Our client is seeking an experienced Senior Data Engineer to join our team and play a pivotal role in building and managing large-scale data pipelines, with a focus on supporting the development of Large Language Models (LLMs) and agent-based applications. In addition to your technical expertise, you will manage and mentor junior data engineers, helping them grow while ensuring high standards of data engineering practices across the team.
This is a hybrid 12-month contract with 2 days in the downtown Toronto office.
Responsibilities:
Design and implement scalable and reliable data pipelines to handle increasing data complexity and volume for LLM and agent applications.

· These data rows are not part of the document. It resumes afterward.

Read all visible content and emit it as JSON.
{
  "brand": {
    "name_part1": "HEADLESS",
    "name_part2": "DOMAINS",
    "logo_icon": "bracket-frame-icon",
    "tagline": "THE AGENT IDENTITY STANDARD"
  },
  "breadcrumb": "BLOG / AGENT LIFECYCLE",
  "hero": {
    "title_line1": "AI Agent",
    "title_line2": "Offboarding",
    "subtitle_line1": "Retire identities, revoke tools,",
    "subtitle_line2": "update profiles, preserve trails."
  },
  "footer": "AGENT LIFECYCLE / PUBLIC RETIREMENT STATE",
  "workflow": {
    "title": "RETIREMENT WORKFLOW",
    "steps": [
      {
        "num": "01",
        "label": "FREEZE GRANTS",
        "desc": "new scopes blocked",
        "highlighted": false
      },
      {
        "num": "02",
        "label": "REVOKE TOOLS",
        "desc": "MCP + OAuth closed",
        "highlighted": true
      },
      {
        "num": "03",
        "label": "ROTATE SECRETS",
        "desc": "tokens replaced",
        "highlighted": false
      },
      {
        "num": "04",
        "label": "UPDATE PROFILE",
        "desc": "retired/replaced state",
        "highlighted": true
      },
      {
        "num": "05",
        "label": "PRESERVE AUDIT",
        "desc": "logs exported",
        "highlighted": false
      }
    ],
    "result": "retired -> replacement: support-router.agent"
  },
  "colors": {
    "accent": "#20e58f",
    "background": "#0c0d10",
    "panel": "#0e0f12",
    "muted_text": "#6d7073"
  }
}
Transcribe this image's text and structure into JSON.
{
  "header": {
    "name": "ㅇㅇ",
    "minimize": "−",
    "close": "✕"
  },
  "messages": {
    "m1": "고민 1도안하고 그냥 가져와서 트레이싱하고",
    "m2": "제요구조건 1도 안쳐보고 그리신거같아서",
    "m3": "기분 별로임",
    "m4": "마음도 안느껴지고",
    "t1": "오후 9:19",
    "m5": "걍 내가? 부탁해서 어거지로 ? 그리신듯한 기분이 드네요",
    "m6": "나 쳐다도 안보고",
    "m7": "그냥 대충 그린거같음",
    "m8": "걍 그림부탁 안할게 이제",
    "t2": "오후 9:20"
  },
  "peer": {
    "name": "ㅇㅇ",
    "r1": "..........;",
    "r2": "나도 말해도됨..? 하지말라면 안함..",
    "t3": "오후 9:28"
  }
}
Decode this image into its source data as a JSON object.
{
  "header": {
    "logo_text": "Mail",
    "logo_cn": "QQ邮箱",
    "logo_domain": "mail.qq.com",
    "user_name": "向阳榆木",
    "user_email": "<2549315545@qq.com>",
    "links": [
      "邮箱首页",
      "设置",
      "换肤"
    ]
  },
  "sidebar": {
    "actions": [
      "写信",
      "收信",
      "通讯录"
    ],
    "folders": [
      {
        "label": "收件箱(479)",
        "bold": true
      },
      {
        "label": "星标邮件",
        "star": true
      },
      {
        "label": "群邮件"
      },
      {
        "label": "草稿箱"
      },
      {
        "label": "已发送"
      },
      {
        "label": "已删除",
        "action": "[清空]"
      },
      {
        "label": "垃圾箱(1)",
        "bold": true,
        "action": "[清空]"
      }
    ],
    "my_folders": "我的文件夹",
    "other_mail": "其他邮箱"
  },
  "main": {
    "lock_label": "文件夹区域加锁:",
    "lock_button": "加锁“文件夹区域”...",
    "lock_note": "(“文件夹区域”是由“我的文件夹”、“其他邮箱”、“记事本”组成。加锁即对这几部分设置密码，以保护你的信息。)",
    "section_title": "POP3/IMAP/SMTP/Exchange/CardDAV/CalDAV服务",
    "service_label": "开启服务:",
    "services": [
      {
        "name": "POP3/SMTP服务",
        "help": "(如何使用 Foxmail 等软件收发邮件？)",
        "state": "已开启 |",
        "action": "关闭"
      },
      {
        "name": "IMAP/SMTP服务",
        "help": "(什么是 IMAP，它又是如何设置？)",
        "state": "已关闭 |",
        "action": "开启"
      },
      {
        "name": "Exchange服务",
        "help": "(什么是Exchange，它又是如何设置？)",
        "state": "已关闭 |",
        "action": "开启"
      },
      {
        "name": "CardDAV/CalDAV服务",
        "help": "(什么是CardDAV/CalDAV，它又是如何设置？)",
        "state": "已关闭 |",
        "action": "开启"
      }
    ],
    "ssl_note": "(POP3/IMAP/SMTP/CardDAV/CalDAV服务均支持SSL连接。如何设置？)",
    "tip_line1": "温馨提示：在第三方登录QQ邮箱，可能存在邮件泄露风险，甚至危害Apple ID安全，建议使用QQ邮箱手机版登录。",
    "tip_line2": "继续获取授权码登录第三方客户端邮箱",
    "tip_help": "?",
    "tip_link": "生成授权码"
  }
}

Develop and optimize data infrastructures to meet the needs of predictive modeling, machine learning, and generative AI applications.
Work closely with data scientists, machine learning engineers, and business stakeholders to understand data requirements and deliver high quality data solutions.
Extract, transform, and load (ETL) large datasets from a variety of structured and unstructured data sources using APIs and other technologies.
Create and maintain clear, concise technical documentation for data engineering workflows, pipelines, and processes.
Foster a collaborative environment by mentoring junior team members in best practices, new technologies, and approaches in data engineering.
Oversee the work of junior data engineers, providing mentorship and guidance to drive the successful execution of projects.
Qualifications:
Bachelor's degree in computer science, Engineering, or a related field. Advanced degree is a plus.
5+ years of experience in data engineering or related roles, with at least 2 years of experience working with LLMs, agent-based applications, or similar advanced machine learning technologies.
Advanced skills in SQL, Python, and ETL frameworks for building data pipelines.
Strong experience in working with APIs to extract, transform, and load data from multiple sources, including structured and unstructured data formats (e.g., JSON, XML).
Familiarity with machine learning models, including large language models (LLMs) and generative AI techniques, and an understanding of how to build and optimize data pipelines to support these applications.
In-depth knowledge of data modeling and storage solutions for both structured and unstructured data, as well as cloud data technologies like Google BigQuery and Azure Data Lake.
Strong leadership abilities to mentor and lead junior engineers. Excellent communication and collaboration skills to work cross functionally with teams.
Proven ability to address complex data challenges, with a strong focus on data optimization, performance, and quality assurance.